D.P.: We’ve come from this space where it was all about who you or your family knows in order for you to get a job in the industry, but we are moving away from that. We need to be posting jobs and sharing job information in different spaces because, at the moment, we are making the assumption that everybody is a graduate of a university.
Some of the language that we use is so limiting for people: We say you must be a graduate, you must have this experience. But if these young people are not given an opportunity, how can they have the experience?
I also hear that diverse talent isn’t out there. We are out there, whether that’s diversity in terms of ethnicity, gender or sexuality, the talent’s out there; companies just need to dig a little bit deeper.
Introducing the conversation a bit earlier is what’s going to help influence people, too: Telling them that if they love maths they can become a merchandiser, for instance. We’ve got to look at how we are selling these opportunities to younger people.
WWD: Can you talk about the new initiative you will be introducing to help educate young people about different industry opportunities?
D.P.: We are launching a careers and development hub, which will be a mixture of online and offline resources. Online, you’ll find a curated resource of articles and interviews and toolkits, which will help diverse talent to thrive but we are also going to be running in-person “Introduction to industry” sessions for secondary school students, which we hope will be starting after Easter and running through the summer. Our summer program will run for two weeks for about 40 young people to come in and just learn about the industry by getting hands-on. We’ll be looking at topics such as sustainability, upcycling a garment or creating a magazine of the future. From there, they can gain an understanding of the different roles that are available to them.

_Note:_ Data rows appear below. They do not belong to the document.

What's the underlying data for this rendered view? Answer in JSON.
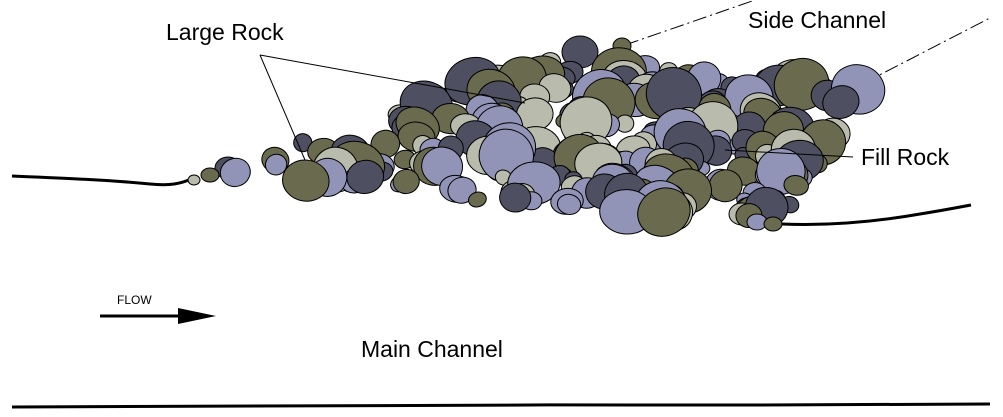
{
  "labels": {
    "large_rock": "Large Rock",
    "side_channel": "Side Channel",
    "fill_rock": "Fill Rock",
    "flow": "FLOW",
    "main_channel": "Main Channel"
  },
  "colors": {
    "olive": "#6a6a4e",
    "gray": "#b9bbac",
    "slate": "#4f4f62",
    "lavender": "#9194b6",
    "outline": "#000000"
  }
}
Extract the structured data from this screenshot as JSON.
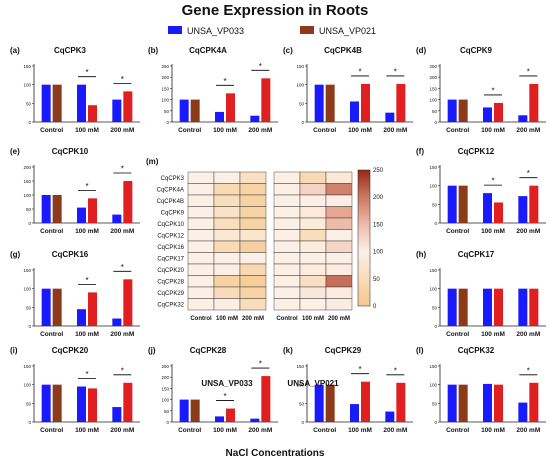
{
  "title": "Gene Expression in Roots",
  "xlabel_bottom": "NaCl Concentrations",
  "legend": [
    {
      "label": "UNSA_VP033",
      "color": "#1a1aff"
    },
    {
      "label": "UNSA_VP021",
      "color": "#8b3a1a"
    }
  ],
  "colors": {
    "vp033": "#1a1aff",
    "vp021": "#8b3a1a",
    "treat": "#e02020",
    "sig": "#000000"
  },
  "chart_data": [
    {
      "type": "bar",
      "panel": "(a)",
      "title": "CqCPK3",
      "categories": [
        "Control",
        "100 mM",
        "200 mM"
      ],
      "series": [
        {
          "name": "UNSA_VP033",
          "values": [
            100,
            100,
            60
          ]
        },
        {
          "name": "UNSA_VP021",
          "values": [
            100,
            45,
            82
          ]
        }
      ],
      "ylim": [
        0,
        150
      ],
      "significant": [
        1,
        2
      ]
    },
    {
      "type": "bar",
      "panel": "(b)",
      "title": "CqCPK4A",
      "categories": [
        "Control",
        "100 mM",
        "200 mM"
      ],
      "series": [
        {
          "name": "UNSA_VP033",
          "values": [
            100,
            45,
            28
          ]
        },
        {
          "name": "UNSA_VP021",
          "values": [
            100,
            128,
            195
          ]
        }
      ],
      "ylim": [
        0,
        250
      ],
      "significant": [
        1,
        2
      ]
    },
    {
      "type": "bar",
      "panel": "(c)",
      "title": "CqCPK4B",
      "categories": [
        "Control",
        "100 mM",
        "200 mM"
      ],
      "series": [
        {
          "name": "UNSA_VP033",
          "values": [
            100,
            55,
            25
          ]
        },
        {
          "name": "UNSA_VP021",
          "values": [
            100,
            102,
            102
          ]
        }
      ],
      "ylim": [
        0,
        150
      ],
      "significant": [
        1,
        2
      ]
    },
    {
      "type": "bar",
      "panel": "(d)",
      "title": "CqCPK9",
      "categories": [
        "Control",
        "100 mM",
        "200 mM"
      ],
      "series": [
        {
          "name": "UNSA_VP033",
          "values": [
            100,
            65,
            30
          ]
        },
        {
          "name": "UNSA_VP021",
          "values": [
            100,
            85,
            170
          ]
        }
      ],
      "ylim": [
        0,
        250
      ],
      "significant": [
        1,
        2
      ]
    },
    {
      "type": "bar",
      "panel": "(e)",
      "title": "CqCPK10",
      "categories": [
        "Control",
        "100 mM",
        "200 mM"
      ],
      "series": [
        {
          "name": "UNSA_VP033",
          "values": [
            100,
            55,
            30
          ]
        },
        {
          "name": "UNSA_VP021",
          "values": [
            100,
            88,
            150
          ]
        }
      ],
      "ylim": [
        0,
        200
      ],
      "significant": [
        1,
        2
      ]
    },
    {
      "type": "bar",
      "panel": "(f)",
      "title": "CqCPK12",
      "categories": [
        "Control",
        "100 mM",
        "200 mM"
      ],
      "series": [
        {
          "name": "UNSA_VP033",
          "values": [
            100,
            80,
            72
          ]
        },
        {
          "name": "UNSA_VP021",
          "values": [
            100,
            55,
            100
          ]
        }
      ],
      "ylim": [
        0,
        150
      ],
      "significant": [
        1,
        2
      ]
    },
    {
      "type": "bar",
      "panel": "(g)",
      "title": "CqCPK16",
      "categories": [
        "Control",
        "100 mM",
        "200 mM"
      ],
      "series": [
        {
          "name": "UNSA_VP033",
          "values": [
            100,
            45,
            20
          ]
        },
        {
          "name": "UNSA_VP021",
          "values": [
            100,
            90,
            125
          ]
        }
      ],
      "ylim": [
        0,
        150
      ],
      "significant": [
        1,
        2
      ]
    },
    {
      "type": "bar",
      "panel": "(h)",
      "title": "CqCPK17",
      "categories": [
        "Control",
        "100 mM",
        "200 mM"
      ],
      "series": [
        {
          "name": "UNSA_VP033",
          "values": [
            100,
            100,
            100
          ]
        },
        {
          "name": "UNSA_VP021",
          "values": [
            100,
            100,
            100
          ]
        }
      ],
      "ylim": [
        0,
        150
      ],
      "significant": []
    },
    {
      "type": "bar",
      "panel": "(i)",
      "title": "CqCPK20",
      "categories": [
        "Control",
        "100 mM",
        "200 mM"
      ],
      "series": [
        {
          "name": "UNSA_VP033",
          "values": [
            100,
            95,
            40
          ]
        },
        {
          "name": "UNSA_VP021",
          "values": [
            100,
            90,
            105
          ]
        }
      ],
      "ylim": [
        0,
        150
      ],
      "significant": [
        1,
        2
      ]
    },
    {
      "type": "bar",
      "panel": "(j)",
      "title": "CqCPK28",
      "categories": [
        "Control",
        "100 mM",
        "200 mM"
      ],
      "series": [
        {
          "name": "UNSA_VP033",
          "values": [
            100,
            25,
            15
          ]
        },
        {
          "name": "UNSA_VP021",
          "values": [
            100,
            60,
            205
          ]
        }
      ],
      "ylim": [
        0,
        250
      ],
      "significant": [
        1,
        2
      ]
    },
    {
      "type": "bar",
      "panel": "(k)",
      "title": "CqCPK29",
      "categories": [
        "Control",
        "100 mM",
        "200 mM"
      ],
      "series": [
        {
          "name": "UNSA_VP033",
          "values": [
            100,
            48,
            28
          ]
        },
        {
          "name": "UNSA_VP021",
          "values": [
            100,
            108,
            105
          ]
        }
      ],
      "ylim": [
        0,
        150
      ],
      "significant": [
        1,
        2
      ]
    },
    {
      "type": "bar",
      "panel": "(l)",
      "title": "CqCPK32",
      "categories": [
        "Control",
        "100 mM",
        "200 mM"
      ],
      "series": [
        {
          "name": "UNSA_VP033",
          "values": [
            100,
            102,
            52
          ]
        },
        {
          "name": "UNSA_VP021",
          "values": [
            100,
            100,
            105
          ]
        }
      ],
      "ylim": [
        0,
        150
      ],
      "significant": [
        2
      ]
    },
    {
      "type": "heatmap",
      "panel": "(m)",
      "rows": [
        "CqCPK3",
        "CqCPK4A",
        "CqCPK4B",
        "CqCPK9",
        "CqCPK10",
        "CqCPK12",
        "CqCPK16",
        "CqCPK17",
        "CqCPK20",
        "CqCPK28",
        "CqCPK29",
        "CqCPK32"
      ],
      "columns": [
        "Control",
        "100 mM",
        "200 mM",
        "Control",
        "100 mM",
        "200 mM"
      ],
      "group_labels": [
        "UNSA_VP033",
        "UNSA_VP021"
      ],
      "colorbar_ticks": [
        0,
        50,
        100,
        150,
        200,
        250
      ],
      "range": [
        0,
        250
      ],
      "values": [
        [
          100,
          100,
          60,
          100,
          45,
          82
        ],
        [
          100,
          45,
          28,
          100,
          128,
          195
        ],
        [
          100,
          55,
          25,
          100,
          102,
          102
        ],
        [
          100,
          65,
          30,
          100,
          85,
          170
        ],
        [
          100,
          55,
          30,
          100,
          88,
          150
        ],
        [
          100,
          80,
          72,
          100,
          55,
          100
        ],
        [
          100,
          45,
          20,
          100,
          90,
          125
        ],
        [
          100,
          100,
          100,
          100,
          100,
          100
        ],
        [
          100,
          95,
          40,
          100,
          90,
          105
        ],
        [
          100,
          25,
          15,
          100,
          60,
          205
        ],
        [
          100,
          48,
          28,
          100,
          108,
          105
        ],
        [
          100,
          102,
          52,
          100,
          100,
          105
        ]
      ]
    }
  ]
}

WWD: What are some of the recurring issues you see from the workshops you run with clients’ employees?
D.P.: We’re seeing that people from ethnic minority backgrounds, as well as women, fear being stuck in junior positions for much longer than they should be there. They might be given some reinforcements from the business and good performance reviews, but they’re not seeing themselves on the same level as some of their counterparts. Often those people have to leave those companies because they are not progressing, which creates one of the biggest problems in corporations.

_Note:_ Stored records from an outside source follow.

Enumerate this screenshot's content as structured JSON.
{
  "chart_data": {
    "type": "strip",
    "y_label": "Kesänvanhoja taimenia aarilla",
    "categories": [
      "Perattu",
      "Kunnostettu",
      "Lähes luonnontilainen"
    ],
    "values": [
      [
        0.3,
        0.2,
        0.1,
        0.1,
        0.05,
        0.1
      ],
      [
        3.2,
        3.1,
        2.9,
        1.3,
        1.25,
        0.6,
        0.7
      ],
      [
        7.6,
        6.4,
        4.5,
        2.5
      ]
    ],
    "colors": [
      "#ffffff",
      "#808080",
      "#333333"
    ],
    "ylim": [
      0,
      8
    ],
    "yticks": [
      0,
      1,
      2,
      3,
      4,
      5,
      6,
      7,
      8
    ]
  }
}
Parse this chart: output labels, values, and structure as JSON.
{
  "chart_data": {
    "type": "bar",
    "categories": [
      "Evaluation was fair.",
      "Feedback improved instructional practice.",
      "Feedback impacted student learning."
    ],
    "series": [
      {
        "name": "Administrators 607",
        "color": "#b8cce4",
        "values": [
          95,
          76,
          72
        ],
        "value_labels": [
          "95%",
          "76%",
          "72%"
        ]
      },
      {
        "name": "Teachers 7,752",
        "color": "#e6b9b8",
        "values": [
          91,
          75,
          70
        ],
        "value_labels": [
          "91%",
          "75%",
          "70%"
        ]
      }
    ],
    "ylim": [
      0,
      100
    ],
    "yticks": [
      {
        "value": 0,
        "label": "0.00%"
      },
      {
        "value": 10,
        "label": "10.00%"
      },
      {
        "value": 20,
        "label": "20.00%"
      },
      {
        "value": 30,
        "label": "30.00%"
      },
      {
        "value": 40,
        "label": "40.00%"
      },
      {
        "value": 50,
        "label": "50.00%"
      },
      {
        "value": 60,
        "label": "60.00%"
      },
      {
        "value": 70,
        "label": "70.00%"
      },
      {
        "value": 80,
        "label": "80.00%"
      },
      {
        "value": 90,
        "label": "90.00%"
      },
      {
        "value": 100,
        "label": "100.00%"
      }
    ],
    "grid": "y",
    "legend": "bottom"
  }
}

They are losing incredible talent [that] is already there because they are not building them up. This glass ceiling has been one of the most recurring themes across the fashion industry. But how do we shatter it without paying lip service to people? We need to invest in offering people personal development opportunities. No matter how small your company is, you need to have some practice in place for young employees to track their progress.
WWD: Are there any more general mind-set shifts that still need to take place, especially inside big corporations?
D.P.: We shouldn’t be triggered by change, we need to be progressive in our thoughts and in our processes. We are trying to make things equitable, meaning more people get a shared piece of the pie and the industry looks less homogenous.
A lot of companies often say that they need to hire super-quickly so they don’t have the time to look for diverse talent, but they just need to start working with different organizations in the recruitment space. We keep on making excuses, but we need to take a step back and look at what we’ve been doing wrong. Even when you look at numbers and which companies perform better, they all have more diverse team members.